When the Tuscan city of Pisa commissioned David Chipperfield to create a master plan that would bring new vitality to this historic place on the Arno, an exhibition of a selection of work produced by him in the last 25 years was also invited. Chipperfield chose “Form Matters” as a title for the exhibition, as ‘Form’ and ‘Matter’ are all-important key elements of the language of architecture. We asked him to lead the way through the models, drawings and photographs to explain his designs, which were realized all-over Europe, China, Japan, the United States and Mexico and to give us an accounting of his creative direction at each stop.
In the exhibition catalog, Chipperfield writes:
The title of the exhibition, ‘Form Matters’ plays on the two aspects of our work that concern us as architects: form and matter, shape and material, the physical realisation of formal ideas. Implicit in the title is an acceptance that whatever organisation or material ideas we may pursue, however complex architecture may be, however many concerns we may grapple with, our work as architects is evaluated by its formal result, that is to say its form.

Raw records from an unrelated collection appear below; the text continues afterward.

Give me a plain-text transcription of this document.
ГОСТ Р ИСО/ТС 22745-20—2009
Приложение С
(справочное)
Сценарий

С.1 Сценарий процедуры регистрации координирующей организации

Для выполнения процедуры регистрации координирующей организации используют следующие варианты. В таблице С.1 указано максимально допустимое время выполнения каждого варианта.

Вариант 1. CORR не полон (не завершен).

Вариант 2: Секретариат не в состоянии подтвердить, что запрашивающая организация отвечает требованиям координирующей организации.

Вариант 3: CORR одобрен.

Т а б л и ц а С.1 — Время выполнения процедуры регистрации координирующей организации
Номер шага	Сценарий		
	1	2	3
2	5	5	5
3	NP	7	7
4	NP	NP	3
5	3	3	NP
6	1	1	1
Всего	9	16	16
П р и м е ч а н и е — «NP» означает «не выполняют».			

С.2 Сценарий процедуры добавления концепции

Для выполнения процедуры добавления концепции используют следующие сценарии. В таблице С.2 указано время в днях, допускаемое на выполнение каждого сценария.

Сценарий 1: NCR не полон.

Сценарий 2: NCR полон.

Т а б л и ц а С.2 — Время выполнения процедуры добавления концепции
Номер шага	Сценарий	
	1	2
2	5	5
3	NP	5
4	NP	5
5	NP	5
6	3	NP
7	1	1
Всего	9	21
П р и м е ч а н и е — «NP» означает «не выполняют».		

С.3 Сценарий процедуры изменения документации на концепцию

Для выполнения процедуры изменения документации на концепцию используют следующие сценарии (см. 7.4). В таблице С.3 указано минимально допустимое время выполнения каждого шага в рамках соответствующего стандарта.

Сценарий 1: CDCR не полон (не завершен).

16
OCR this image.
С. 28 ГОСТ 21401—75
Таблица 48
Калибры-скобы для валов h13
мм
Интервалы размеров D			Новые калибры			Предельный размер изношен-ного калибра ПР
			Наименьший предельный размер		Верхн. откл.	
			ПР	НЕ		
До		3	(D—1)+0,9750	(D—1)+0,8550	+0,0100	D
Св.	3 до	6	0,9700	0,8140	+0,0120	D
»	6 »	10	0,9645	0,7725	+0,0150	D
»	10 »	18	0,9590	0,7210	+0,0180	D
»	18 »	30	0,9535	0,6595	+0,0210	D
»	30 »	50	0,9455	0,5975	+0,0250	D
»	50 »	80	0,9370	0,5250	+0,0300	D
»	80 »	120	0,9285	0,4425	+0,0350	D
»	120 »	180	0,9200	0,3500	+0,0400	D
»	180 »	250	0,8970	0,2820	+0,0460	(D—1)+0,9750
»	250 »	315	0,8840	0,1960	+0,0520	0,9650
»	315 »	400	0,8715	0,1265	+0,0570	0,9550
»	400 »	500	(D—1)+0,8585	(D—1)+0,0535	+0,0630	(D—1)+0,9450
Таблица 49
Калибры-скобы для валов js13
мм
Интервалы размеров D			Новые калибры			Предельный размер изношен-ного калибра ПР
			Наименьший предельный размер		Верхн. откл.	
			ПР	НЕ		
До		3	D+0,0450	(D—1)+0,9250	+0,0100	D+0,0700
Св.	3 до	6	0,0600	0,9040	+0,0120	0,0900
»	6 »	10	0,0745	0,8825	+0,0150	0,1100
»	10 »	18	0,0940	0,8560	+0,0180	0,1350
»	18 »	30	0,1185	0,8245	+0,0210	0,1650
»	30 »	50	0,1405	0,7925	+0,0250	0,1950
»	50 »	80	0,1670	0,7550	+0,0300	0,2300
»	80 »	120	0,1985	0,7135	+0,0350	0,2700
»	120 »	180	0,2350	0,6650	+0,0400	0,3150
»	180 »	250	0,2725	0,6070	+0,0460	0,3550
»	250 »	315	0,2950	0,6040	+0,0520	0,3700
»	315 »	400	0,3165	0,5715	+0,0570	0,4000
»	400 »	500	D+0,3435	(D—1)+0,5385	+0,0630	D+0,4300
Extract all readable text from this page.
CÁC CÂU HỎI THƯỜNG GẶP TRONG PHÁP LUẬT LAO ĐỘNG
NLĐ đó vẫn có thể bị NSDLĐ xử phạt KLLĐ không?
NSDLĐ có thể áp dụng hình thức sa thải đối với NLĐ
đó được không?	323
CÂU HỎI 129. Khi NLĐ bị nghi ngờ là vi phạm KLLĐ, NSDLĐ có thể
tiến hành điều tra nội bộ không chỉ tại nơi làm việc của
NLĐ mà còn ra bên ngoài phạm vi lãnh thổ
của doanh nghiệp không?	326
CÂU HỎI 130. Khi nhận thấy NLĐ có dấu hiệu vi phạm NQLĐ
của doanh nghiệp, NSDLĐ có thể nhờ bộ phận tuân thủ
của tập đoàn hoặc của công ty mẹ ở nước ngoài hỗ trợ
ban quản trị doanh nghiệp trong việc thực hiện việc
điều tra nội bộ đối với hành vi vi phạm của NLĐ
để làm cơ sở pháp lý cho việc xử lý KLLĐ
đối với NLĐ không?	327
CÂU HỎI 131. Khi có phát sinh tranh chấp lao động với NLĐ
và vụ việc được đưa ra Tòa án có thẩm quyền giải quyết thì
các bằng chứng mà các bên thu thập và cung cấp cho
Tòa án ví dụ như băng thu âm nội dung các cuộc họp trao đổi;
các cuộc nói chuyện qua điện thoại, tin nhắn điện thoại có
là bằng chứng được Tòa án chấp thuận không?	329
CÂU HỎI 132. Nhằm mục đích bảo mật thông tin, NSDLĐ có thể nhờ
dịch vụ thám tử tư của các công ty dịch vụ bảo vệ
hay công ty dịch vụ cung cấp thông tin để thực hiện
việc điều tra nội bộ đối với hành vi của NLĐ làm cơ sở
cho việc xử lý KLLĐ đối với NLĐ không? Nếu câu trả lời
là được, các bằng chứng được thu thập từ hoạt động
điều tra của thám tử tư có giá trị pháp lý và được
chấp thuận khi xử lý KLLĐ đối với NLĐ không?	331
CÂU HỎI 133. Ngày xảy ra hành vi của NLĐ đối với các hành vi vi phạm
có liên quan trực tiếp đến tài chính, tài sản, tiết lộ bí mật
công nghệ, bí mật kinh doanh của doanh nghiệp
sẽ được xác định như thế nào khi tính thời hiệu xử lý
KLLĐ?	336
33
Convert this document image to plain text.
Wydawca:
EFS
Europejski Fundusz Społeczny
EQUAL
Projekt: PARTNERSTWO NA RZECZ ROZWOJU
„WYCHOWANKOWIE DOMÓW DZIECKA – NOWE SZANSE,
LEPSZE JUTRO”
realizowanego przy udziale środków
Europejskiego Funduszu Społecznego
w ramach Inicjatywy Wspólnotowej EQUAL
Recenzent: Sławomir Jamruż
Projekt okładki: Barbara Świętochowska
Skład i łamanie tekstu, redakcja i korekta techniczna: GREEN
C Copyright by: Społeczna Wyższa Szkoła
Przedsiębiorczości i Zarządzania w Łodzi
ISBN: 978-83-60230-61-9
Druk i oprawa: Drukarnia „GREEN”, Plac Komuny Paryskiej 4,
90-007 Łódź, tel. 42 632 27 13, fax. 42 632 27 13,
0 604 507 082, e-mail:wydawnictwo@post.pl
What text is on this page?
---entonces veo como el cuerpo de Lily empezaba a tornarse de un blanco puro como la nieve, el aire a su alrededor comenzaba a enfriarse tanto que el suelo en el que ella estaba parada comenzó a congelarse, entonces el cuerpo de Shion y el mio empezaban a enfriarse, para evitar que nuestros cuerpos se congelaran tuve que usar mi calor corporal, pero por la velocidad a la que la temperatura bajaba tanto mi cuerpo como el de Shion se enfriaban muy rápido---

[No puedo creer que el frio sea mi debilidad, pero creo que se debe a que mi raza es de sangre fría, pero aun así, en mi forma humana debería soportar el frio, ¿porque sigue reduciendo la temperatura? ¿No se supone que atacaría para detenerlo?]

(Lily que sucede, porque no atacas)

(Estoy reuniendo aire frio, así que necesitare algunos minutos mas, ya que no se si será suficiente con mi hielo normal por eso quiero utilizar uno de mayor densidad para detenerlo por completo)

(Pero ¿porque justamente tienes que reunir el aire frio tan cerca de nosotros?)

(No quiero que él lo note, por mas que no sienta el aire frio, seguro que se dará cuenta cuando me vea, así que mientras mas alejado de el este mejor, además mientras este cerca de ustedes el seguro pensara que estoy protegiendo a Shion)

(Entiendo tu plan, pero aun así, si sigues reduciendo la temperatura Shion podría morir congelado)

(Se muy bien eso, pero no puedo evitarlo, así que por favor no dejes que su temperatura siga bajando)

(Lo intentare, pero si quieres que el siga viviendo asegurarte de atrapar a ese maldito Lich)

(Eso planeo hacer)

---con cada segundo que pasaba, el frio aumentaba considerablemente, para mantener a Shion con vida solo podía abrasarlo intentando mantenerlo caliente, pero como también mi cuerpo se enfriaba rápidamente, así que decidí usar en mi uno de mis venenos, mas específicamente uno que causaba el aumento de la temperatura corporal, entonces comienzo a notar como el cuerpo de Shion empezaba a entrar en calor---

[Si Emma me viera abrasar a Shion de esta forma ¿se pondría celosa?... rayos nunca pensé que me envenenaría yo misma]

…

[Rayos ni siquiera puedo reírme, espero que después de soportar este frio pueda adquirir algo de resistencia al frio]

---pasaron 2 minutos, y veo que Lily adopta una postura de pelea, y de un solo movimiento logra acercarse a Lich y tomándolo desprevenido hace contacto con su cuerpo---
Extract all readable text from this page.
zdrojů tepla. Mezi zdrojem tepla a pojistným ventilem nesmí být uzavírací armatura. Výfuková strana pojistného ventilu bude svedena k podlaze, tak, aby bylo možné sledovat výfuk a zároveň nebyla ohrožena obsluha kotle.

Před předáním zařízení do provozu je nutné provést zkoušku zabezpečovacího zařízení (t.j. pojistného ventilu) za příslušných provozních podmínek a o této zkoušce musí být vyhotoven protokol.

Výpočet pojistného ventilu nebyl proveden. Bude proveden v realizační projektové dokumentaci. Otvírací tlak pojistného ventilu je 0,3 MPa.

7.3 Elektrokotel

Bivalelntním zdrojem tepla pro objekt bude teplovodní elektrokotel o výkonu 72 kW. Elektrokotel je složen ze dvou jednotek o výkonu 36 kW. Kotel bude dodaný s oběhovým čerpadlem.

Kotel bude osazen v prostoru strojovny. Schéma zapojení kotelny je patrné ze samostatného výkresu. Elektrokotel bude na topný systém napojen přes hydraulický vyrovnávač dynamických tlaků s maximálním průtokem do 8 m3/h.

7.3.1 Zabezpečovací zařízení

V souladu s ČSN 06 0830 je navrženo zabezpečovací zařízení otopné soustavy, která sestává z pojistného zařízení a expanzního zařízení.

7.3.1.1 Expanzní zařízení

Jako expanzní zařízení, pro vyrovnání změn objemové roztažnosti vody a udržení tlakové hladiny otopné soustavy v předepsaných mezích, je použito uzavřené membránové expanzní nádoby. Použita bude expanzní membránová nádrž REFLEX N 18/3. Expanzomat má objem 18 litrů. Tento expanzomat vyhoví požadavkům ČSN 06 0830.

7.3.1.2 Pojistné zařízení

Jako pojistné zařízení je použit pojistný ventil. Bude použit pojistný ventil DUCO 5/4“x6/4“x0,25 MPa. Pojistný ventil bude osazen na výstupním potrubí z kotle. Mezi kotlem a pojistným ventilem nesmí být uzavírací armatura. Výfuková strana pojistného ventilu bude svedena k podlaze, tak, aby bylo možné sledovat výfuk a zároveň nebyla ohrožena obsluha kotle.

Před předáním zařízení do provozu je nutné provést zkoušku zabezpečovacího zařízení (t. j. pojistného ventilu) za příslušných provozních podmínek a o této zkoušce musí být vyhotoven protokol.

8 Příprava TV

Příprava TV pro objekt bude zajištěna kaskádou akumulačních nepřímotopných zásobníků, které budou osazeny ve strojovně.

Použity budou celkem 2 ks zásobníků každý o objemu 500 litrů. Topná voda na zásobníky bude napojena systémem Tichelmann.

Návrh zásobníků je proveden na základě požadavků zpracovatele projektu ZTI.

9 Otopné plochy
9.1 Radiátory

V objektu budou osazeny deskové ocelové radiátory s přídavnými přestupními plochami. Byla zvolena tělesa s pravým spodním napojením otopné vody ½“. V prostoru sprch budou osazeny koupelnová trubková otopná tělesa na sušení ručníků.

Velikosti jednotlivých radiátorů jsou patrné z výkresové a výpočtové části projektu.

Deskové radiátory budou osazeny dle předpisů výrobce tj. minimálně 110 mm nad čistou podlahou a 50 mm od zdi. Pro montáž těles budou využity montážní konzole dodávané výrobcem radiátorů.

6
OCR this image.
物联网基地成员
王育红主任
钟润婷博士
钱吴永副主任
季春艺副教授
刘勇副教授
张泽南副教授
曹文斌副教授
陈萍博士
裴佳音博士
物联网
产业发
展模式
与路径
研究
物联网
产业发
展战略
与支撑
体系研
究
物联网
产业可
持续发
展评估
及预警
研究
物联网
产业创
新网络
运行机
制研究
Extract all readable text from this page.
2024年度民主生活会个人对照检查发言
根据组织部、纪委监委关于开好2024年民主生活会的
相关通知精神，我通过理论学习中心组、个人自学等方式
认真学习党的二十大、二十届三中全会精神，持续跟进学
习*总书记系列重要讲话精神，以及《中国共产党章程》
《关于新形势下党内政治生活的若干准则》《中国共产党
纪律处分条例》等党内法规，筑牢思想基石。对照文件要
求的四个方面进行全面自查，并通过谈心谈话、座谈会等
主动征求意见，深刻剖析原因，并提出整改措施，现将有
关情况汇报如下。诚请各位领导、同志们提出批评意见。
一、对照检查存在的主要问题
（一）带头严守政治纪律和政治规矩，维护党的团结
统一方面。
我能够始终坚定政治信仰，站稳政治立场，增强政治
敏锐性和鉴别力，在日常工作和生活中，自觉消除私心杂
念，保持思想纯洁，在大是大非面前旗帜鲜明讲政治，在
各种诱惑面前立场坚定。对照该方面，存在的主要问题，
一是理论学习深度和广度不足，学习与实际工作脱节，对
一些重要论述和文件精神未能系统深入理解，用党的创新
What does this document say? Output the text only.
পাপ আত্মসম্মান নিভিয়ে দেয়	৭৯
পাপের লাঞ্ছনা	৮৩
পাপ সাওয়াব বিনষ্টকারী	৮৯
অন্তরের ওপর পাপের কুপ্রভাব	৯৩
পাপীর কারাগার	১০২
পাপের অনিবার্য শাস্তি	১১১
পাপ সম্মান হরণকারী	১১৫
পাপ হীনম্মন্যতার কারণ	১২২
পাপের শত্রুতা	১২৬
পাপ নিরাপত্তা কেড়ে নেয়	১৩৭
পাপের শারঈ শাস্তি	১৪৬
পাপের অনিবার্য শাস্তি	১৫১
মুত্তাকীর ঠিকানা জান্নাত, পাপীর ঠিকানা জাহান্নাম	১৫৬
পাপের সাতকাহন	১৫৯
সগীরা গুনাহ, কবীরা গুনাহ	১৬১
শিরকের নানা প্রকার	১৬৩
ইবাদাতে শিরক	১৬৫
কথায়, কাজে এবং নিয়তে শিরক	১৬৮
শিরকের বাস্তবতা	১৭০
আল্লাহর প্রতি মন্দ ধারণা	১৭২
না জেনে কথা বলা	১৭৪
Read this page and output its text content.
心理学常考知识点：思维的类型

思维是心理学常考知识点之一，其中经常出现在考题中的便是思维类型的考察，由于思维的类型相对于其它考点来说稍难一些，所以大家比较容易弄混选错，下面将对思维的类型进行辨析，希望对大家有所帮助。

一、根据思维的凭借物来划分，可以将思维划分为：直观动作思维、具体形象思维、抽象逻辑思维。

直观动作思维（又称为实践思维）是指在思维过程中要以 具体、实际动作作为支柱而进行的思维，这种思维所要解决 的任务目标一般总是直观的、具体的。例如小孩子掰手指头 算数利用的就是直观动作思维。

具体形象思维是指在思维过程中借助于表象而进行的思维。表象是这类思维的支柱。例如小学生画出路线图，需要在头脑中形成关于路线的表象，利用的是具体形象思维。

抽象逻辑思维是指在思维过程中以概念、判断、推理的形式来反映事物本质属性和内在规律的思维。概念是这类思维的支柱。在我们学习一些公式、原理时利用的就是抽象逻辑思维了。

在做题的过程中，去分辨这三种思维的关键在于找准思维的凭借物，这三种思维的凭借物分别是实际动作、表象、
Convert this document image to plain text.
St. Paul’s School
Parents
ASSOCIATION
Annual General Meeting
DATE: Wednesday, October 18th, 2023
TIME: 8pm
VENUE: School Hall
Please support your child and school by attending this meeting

Architects continuously seek reasons to justify form. The 19th-century obsession with stylistic revival, which became a battle of styles, finally gave way to the revolutionary break of the modern movement with its own mantra of ‘form follows function’, trying to suggest an almost scientific link between a building’s purpose and its form. This desire to look for justification through a process of determinism overlooked the complexity and rich potential of architecture. While the early buildings of the modern movement did indeed suggest a concern for rationality, they were at best poems celebrating an aspiration not a reality. Le Corbusier’s vision of the home as a ‘machine for living’ came true in ways that he did not anticipate.
We have witnessed over the last ten years an evolving experimentation in architectural form, an experimentation that has responded to architecture’s more complex relations to the growing influence of media and globalisation. Architecture has suffered the contradictory encouragement of both the spectacular and the conservative, while the general production of the architecture that forms our environment normally maintains the lowest standards enforced and justified by the commercial system that motivates most development.
As architects we must both be part of and stand apart from the culture within which we operate. To be effective we must embrace power, but also distance ourselves; we must engage in dialogue and we must refuse to listen; we must explore the familiar and the unfamiliar; we must embrace history and reject it. Finally we must resolve our ideas in matter and form.